Researchers looked at 40,000 cycles of treatment that involved donor sperm between 1991 and 2012 from a database in UK fertility watchdog, the Human Fertilization and Embryology Authority (HFEA). Sperm donors who were between 40 to 45 years old had a 30.4 percent success rate compared to their 20-years-and-younger male counterparts, who had a 28.3 percent successful pregnancy rate using in vitro fertilization techniques.
Older donors also had the advantage with insemination techniques. The birth rate for donors 20 and younger was 9.7 percent, while donors 41 to 45 years old had a 12 percent successful birth rate.
‘The study shows success rates from donor sperm up to the age of 45 are unaffected by age, but it does not answer the question about the health of the children,” said Dr. Allan Pacey, a professor and chair of the British Fertility Society, who added that disorders connected to older sperm donors were “very small but detectable.”

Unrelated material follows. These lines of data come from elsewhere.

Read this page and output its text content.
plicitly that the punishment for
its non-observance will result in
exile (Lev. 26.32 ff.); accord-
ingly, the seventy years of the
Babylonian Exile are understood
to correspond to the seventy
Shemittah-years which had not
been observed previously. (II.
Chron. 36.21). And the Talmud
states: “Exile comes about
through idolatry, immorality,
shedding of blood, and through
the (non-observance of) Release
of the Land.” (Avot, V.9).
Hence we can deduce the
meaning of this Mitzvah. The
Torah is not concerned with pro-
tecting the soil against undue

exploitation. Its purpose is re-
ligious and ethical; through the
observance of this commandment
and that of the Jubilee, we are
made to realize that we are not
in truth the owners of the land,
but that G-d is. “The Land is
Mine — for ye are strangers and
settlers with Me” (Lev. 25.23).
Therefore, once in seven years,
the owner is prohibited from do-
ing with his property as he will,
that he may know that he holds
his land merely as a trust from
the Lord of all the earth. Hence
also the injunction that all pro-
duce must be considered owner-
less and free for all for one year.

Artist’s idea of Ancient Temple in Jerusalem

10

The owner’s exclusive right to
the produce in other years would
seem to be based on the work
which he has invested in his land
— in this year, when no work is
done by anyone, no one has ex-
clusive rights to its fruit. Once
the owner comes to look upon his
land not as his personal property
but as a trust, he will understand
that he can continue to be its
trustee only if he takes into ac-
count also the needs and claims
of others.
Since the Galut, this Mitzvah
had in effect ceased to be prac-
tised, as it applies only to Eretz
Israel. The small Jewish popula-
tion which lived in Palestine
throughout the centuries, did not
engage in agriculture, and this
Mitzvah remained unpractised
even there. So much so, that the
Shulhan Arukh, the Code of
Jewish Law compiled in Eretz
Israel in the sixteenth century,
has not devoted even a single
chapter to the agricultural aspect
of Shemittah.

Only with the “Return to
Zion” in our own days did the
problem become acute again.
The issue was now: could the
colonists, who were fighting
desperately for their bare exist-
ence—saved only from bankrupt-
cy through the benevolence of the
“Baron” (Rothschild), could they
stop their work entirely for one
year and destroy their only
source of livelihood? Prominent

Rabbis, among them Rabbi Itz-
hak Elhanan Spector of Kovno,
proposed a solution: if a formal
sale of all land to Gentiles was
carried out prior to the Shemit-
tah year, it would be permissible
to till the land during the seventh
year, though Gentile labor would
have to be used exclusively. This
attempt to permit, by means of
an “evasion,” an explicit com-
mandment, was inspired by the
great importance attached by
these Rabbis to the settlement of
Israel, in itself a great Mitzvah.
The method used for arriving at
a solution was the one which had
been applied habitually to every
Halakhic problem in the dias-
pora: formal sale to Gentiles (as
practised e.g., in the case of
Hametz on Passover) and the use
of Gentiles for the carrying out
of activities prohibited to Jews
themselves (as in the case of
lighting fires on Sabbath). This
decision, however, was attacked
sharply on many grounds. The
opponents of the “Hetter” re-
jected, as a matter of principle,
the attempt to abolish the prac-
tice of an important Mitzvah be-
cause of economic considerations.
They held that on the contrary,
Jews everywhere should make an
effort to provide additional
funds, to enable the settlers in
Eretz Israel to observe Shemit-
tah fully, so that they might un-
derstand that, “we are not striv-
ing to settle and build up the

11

Choudhary added that it’s really the quality of sperm that they’re focusing on and have found that age isn’t as much as a factor as they previously thought. This is the first study major study to investigate the effect of male age on fertility treatment.
“I think I would be worried about raising the age limit for sperm donors to 45 because of the possible effects on the health of children,” Pacey said.
Previously, scientific evidence has been shown that the sperm from older men is more likely to give birth to a child that develops autism or schizophrenia. The older age could account for 20 to 30 percent of neurological disorders and proves that a mother’s age is not the only one to take into consideration. The number of paternal gene mutations increases steadily by two mutations for every year older the father becomes.
“Advanced paternal age has also been associated with long-term disorders in offspring. But the available evidence is limited,” Choudhary said. “It’s sperm quality rather than male age that matters.”